Salah satu hal yang gue inget waktu itu adalah ketika dia main ke tempat gue kerja dan duduk di kursi bar. Saat itu kita memang tidak punya tamu satu pun dan tiba-tiba bos datang. Gue dengan senang hati memperkenalkan dia dengan bos gue. Bos gue yang kala itu adalah seorang nenek tua, cuma mengangguk sambil melirik tajam pria tersebut. Tidak disangka-sangka keesokan harinya, atasan gue mengatakan untuk berhati-hati dengan pria tersebut.
“Jangan sampai dia mempengaruhimu!”
Duh, sialan! Kayaknya potensi gue untuk pindah tempat kerja dari sini ke Lübeck udah mulai tercium 😂. Bos gue merasa takut kalau gue akan dihasut oleh orang lain untuk pindah dari tempat laknat ini.
Salah satu persamaan dari kita adalah sama-sama pernah menjadi korban bullying. Bangsat ye emang! Tapi dari situ juga kita saling paham dan mencoba melengkapi satu sama lain.
Semakin dalamnya hubungan ini membuat gue semakin takut. Gue berpikir kalau suatu saat nanti kita menikah, mau ga mau gue harus stay di Jerman dan meninggalkan keluarga gue di Indonesia. Ya ga sepenuhnya meninggalkan sih, tapi mungkin butuh waktu dan dana untuk pulang kampung.
Gue jadi kembali teringat waktu itu gue sempat mengutarakan plan gue kalau sampai umur 30 tahun gue masih juga belum punya pasangan, menikah atau punya anak, gue akan memutuskan untuk melajang & pulang ke Indonesia untuk mengurus orangtua gue.
„Ya sekarang kan kamu punya aku“
Awwww, so sweet! Tapi agak sedih juga. Gue akan jauh dari orang yang gue sayang untuk orang yang juga gue sayang. Andai Indonesia itu ada di deket Jerman, hadeeh ga usah mikir aneh-aneh deh!
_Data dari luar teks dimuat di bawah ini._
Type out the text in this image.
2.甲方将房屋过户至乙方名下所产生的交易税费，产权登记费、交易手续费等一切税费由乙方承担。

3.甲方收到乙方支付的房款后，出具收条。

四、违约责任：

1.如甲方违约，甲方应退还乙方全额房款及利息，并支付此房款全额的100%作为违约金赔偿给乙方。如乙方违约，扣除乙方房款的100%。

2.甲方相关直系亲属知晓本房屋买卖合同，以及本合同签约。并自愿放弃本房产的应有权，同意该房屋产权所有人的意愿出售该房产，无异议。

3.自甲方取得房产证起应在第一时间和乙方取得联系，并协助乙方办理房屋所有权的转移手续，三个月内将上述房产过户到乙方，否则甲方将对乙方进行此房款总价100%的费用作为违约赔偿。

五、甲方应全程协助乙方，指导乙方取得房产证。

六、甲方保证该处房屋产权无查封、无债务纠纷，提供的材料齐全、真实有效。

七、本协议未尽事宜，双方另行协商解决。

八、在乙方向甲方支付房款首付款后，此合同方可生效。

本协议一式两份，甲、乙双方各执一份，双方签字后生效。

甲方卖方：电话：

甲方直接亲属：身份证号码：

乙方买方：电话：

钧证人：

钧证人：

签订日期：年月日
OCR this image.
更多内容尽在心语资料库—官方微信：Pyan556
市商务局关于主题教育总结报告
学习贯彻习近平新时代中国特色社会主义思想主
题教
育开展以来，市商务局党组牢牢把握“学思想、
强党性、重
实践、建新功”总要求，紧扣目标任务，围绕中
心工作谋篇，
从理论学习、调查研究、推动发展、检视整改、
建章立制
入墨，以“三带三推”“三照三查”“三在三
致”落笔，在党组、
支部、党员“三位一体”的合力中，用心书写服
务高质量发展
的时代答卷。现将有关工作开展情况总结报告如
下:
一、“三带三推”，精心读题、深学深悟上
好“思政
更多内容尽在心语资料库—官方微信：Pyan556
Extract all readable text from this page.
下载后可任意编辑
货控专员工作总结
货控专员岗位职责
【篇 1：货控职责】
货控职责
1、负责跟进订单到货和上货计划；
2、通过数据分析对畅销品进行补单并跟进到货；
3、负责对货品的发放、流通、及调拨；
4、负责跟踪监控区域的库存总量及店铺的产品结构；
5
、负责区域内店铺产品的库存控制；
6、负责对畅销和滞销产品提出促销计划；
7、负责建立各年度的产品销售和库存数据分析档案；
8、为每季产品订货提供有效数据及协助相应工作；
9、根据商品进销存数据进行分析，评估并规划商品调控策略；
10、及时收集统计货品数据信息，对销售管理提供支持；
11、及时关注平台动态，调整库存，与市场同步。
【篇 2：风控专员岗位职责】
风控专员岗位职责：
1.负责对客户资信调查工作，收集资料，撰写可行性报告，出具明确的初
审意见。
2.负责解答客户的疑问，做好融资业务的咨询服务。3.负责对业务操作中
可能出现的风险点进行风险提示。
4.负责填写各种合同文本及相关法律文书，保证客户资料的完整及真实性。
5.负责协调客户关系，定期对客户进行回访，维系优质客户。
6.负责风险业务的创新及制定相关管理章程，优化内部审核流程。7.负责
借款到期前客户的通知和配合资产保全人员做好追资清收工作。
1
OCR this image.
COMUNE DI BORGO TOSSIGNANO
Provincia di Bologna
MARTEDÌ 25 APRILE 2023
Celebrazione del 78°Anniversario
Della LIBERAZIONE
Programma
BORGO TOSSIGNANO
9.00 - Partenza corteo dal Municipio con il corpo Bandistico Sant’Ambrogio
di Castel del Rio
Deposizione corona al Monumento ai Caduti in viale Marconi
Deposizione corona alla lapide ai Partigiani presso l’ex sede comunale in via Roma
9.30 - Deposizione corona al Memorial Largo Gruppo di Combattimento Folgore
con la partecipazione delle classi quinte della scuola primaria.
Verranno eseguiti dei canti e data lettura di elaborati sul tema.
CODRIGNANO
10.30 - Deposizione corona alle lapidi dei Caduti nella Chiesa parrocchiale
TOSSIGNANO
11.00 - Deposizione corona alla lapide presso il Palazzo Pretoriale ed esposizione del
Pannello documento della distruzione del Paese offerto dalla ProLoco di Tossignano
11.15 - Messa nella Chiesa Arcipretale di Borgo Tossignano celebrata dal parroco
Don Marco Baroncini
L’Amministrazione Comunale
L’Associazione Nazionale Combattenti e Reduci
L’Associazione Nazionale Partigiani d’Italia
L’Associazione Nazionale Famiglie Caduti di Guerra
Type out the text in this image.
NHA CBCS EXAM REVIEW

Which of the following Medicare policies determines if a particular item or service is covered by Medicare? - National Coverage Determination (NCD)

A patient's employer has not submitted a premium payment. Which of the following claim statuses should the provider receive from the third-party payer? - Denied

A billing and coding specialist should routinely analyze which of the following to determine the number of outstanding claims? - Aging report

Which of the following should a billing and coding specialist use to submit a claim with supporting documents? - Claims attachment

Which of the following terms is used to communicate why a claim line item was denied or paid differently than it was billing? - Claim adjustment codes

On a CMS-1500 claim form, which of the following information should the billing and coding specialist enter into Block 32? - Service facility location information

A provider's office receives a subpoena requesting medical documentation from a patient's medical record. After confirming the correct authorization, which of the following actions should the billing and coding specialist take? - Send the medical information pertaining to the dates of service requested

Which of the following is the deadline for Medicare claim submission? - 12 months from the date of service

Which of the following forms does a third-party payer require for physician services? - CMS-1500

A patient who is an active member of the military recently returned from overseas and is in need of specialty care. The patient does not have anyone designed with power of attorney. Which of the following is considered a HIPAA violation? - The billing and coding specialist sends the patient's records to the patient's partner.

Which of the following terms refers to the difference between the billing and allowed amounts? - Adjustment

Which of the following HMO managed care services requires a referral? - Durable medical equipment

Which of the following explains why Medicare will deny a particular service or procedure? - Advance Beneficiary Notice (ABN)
Hubungan kita saat itu pun diwarnai dengan LDR. Saat itu dia masih bekerja sebagai pengantar paket. Bukan kayak abang-abang Shopee, hey! Dia sendiri pun kebetulan sebelum kita saling kenal sudah sering mengantar paket di sekitar tempat gue tinggal. Jadi ketika gue belum berangkat kerja dan dia lagi istirahat, kadang kita meet up sebentar walau cuma minum kopi atau lainnya. Kita bener-bener memanfaatkan waktu sebaik mungkin, karena gue jarang mendapatkan libur sabtu & minggu. Sementara dia libur ketika weekend.
Pulang pergi naik kereta atau bus pun sudah menjadi warna-warni di kehidupan gue kala itu. Walaupun capek dan kadang juga menguras uang karena tiket yang mahal juga gue jabanin kala itu. Maklumlah masih berbunga-bunga.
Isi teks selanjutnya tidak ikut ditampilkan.